Saturday, April 07, 2007

Paris Encore Une Fois

It was quite exciting standing at Montbard station in the pitch dark, waiting for the quarter to seven morning train to Paris. To allow plenty of time, I got up at four-fifteen, which is seriously early but permitted everyone else to have showers after me, and we set off to drive to Montbard at quarter to six.

Paris was gloriously sunny but very cold when we arrived. There was already quite a big queue for the Musee d’Orsay but it moved quickly, which was just as well as Emily’s hands had turned a perfect blue and Gareth assured me cheerily that my cheeks were actually purple.

The Musee d’Orsay is a huge art gallery with several floors – the artists, in general, get more famous as you go higher, with a particularly good collection of the Impressionists. The only thing that I didn’t like about the whole place were the people who persisted in taking photos of the paintings, so I kept feeling, as I was standing trying to look at a painting, that I was getting in someone’s way.

Okay, I can kind of understand wanting to have one’s photo taken next to a Van Gogh or whatever (though only kind of – I’m not sure what kind of talent it demonstrates other than I Was There) but if you want a copy of a painting, why not buy a print?

I particularly loved the Degas pastels of dancers – the more so because I’ve never really seen the point of pastels, but these really changed my mind.
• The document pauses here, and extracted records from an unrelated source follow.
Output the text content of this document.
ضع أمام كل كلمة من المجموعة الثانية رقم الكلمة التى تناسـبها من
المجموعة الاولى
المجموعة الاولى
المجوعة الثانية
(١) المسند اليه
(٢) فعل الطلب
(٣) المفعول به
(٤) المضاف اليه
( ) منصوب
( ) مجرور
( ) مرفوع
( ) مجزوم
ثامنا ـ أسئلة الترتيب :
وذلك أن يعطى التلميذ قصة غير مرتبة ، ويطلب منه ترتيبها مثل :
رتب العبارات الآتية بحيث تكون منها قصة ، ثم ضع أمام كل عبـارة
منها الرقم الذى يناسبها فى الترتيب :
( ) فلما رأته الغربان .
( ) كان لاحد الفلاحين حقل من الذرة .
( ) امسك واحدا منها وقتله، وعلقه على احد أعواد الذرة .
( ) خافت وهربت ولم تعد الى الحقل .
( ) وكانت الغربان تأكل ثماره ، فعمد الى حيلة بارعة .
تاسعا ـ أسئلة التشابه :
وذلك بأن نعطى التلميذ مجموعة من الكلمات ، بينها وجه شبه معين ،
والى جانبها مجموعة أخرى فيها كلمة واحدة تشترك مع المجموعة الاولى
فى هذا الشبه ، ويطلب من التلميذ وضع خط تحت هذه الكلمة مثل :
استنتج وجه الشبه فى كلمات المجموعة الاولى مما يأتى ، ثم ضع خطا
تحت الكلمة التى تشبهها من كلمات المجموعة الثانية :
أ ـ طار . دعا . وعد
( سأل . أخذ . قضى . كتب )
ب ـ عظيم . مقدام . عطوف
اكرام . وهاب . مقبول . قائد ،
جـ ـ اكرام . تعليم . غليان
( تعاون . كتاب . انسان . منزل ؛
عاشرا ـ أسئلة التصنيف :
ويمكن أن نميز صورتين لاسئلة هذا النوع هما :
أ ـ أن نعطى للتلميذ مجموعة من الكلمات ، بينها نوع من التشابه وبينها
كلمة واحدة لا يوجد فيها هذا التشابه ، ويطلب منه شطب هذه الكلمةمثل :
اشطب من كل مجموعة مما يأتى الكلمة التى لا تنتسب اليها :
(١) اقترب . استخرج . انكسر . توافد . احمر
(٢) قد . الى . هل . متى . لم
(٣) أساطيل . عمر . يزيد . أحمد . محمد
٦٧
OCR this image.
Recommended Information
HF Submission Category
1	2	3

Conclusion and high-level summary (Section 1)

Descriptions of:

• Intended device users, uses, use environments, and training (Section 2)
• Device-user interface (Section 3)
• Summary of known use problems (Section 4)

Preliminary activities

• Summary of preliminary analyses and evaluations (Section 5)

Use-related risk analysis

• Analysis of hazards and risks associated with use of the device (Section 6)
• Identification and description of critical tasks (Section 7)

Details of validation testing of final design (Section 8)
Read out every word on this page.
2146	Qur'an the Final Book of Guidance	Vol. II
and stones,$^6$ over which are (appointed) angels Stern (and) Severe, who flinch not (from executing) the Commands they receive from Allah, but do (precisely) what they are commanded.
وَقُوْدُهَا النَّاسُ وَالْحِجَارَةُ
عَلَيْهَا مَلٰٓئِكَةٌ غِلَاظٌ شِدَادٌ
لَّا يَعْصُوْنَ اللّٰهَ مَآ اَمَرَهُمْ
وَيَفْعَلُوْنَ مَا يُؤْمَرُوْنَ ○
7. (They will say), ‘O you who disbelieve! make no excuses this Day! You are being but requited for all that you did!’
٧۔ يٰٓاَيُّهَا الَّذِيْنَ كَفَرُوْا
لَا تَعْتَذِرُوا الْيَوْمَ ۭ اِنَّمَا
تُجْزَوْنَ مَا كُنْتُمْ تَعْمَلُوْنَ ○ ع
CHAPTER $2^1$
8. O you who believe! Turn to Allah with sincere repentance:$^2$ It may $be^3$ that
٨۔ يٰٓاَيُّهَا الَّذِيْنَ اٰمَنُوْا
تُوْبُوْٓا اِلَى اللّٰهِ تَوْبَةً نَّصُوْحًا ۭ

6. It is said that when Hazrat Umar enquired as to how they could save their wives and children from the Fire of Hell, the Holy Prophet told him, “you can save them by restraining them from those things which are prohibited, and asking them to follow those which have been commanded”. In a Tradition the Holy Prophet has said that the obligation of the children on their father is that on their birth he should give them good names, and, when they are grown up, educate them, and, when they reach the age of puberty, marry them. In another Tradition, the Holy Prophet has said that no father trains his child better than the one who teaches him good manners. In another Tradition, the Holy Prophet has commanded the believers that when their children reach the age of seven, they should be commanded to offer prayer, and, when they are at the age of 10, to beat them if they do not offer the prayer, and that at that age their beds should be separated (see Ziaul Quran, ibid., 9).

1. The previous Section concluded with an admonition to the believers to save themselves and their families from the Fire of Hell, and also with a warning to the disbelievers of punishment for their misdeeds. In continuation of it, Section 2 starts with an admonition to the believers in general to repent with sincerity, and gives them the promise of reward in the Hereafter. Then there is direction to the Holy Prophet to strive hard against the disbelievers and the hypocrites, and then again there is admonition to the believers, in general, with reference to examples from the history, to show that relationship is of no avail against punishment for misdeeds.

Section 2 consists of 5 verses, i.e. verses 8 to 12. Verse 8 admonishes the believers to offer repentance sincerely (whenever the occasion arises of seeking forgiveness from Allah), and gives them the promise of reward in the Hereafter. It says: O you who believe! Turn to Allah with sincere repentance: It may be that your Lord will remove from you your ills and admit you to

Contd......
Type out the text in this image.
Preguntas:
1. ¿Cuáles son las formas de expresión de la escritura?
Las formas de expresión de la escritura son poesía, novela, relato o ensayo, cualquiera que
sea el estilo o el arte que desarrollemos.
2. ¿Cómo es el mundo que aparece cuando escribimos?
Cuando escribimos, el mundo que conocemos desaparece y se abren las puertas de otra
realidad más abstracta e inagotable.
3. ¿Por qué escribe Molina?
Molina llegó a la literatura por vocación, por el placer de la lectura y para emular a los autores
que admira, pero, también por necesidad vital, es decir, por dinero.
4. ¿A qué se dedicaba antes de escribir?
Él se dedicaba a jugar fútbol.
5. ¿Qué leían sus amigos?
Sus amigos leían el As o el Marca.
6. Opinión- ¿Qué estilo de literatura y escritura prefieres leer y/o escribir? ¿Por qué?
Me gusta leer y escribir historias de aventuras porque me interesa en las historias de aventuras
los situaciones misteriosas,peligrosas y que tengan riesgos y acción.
We could, of course, have done with more time but finally headed off to find lunch in a jolly café.

Then we decided to walk to the Picasso Museum, which proved tricky to find as there were no signposts to it at all, and our map was, it proved, somewhat lacking in detail. We took a couple of wrong turnings but found it eventually – but even the wrong turnings didn’t matter as everything was interesting – I particularly liked this former baker’s, now a hat shop - and the weather was glorious.

We passed lots and lots of shops selling handbags, and many selling very, very expensive clothes, such as a striped cotton T-shirt for 245 euros. Emily was, as it happened, looking fantastic in a similar one which cost eight quid.

But finally we reached the Picasso museum, and stayed there until it closed and we had to go for our train. A really interesting museum which shows how his work developed from the more conventional painting style of his early works. There were, of course, many paintings which I’d never seen before and my favourite was “Owl in an Interior” – a rather melancholy and haunting painting.

We walked back to the Gare de Lyon (passing LOTS of signposts to the Picasso museum on the way, grrrrr), just in time for the train back to Montbard – we got back to Montreal at about ten o’clock.

So a long day, but well worth it. For me to give up a day in the Burgundy countryside it had to be good, and it was. Who knows, perhaps eventually I’ll find out why everyone keeps going on about Barcelona.